Direktur Eksekutif Departemen Komunikasi BI, Ramdan Denny Prakoso, mengungkapkan bahwa kerutan di dahi konsumen pada Maret ini bersumber dari melemahnya pandangan terhadap kondisi ekonomi saat ini dan proyeksi masa depan.
Bak anak panah yang melesat turun, Indeks Kondisi Ekonomi Saat Ini (IKE) dan Indeks Ekspektasi Konsumen (IEK) turut merasakan gravitasi penurunan. IKE tercatat sebesar 121,7, terjun bebas dari angka sebelumnya yang mencapai 138,7. Sementara itu, IEK berada di level 110,6, tergerus dari posisi 114,2 pada Februari lalu.
Kendati demikian, di tengah redupnya keyakinan, secercah harapan masih terpancar. Denny menegaskan bahwa bara optimisme konsumen pada Maret 2025 sejatinya masih terjaga. Hal ini lantaran IKE dan IEK masih angkuh bertengger di atas garis psikologis 100, menandakan bahwa mayoritas responden masih memiliki pandangan positif terhadap kondisi ekonomi.
"Ditopang oleh IKE dan IEK yang tetap berada pada level optimis (indeks >100)," ujar Denny, mencoba meredakan kekhawatiran pasar.
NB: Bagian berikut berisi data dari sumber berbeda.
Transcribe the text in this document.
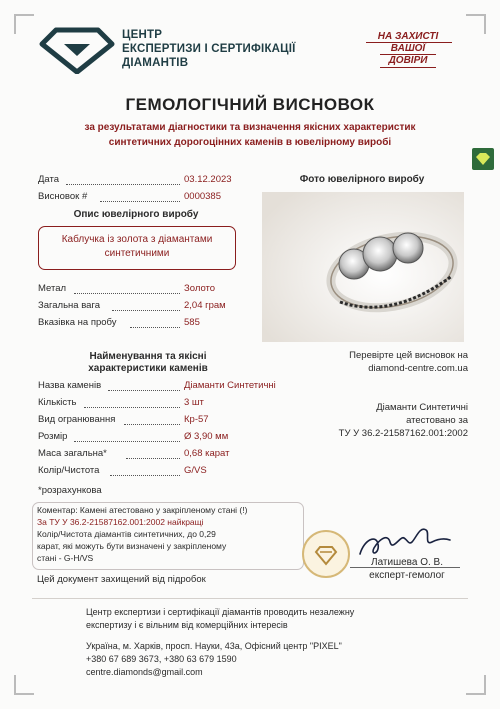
ЦЕНТР
ЕКСПЕРТИЗИ І СЕРТИФІКАЦІЇ
ДІАМАНТІВ
НА ЗАХИСТІ
ВАШОЇ
ДОВІРИ
ГЕМОЛОГІЧНИЙ ВИСНОВОК
за результатами діагностики та визначення якісних характеристик
синтетичних дорогоцінних каменів в ювелірному виробі
Дата	03.12.2023
Висновок #	0000385
Опис ювелірного виробу
Каблучка із золота з діамантами
синтетичними
Метал	Золото
Загальна вага	2,04 грам
Вказівка на пробу	585
Фото ювелірного виробу
Перевірте цей висновок на
diamond-centre.com.ua
Найменування та якісні
характеристики каменів
Назва каменів	Діаманти Синтетичні
Кількість	3 шт
Вид огранювання	Кр-57
Розмір	Ø 3,90 мм
Маса загальна*	0,68 карат
Колір/Чистота	G/VS
*розрахункова
Діаманти Синтетичні
атестовано за
ТУ У 36.2-21587162.001:2002
Коментар: Камені атестовано у закріпленому стані (!)
За ТУ У 36.2-21587162.001:2002 найкращі
Колір/Чистота діамантів синтетичних, до 0,29
карат, які можуть бути визначені у закріпленому
стані - G-H/VS
Цей документ захищений від підробок
Латишева О. В.
експерт-гемолог
Центр експертизи і сертифікації діамантів проводить незалежну
експертизу і є вільним від комерційних інтересів
Україна, м. Харків, просп. Науки, 43а, Офісний центр "PIXEL"
+380 67 689 3673, +380 63 679 1590
centre.diamonds@gmail.com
Meski demikian jika dibedah lebih dalam lagi mengenai penurunan IKE memperlihatkan bahwa ketiga fondasinya mengalami erosi. Indeks Penghasilan Saat Ini (IPSI) terkikis menjadi 121,3 (sebelumnya 122,7), Indeks Pembelian Barang Tahan Lama/Durable Goods (IPDG) menyusut ke 110,2 (sebelumnya 113,7), dan Indeks Ketersediaan Lapangan Kerja (IKLK) bahkan terancam stagnan di angka 100,3 (sebelumnya 106,2).
Angka-angka ini menggambarkan bagaimana konsumen merasakan tekanan pada dompet, menahan diri dari pembelian besar, dan mencemaskan prospek pekerjaan.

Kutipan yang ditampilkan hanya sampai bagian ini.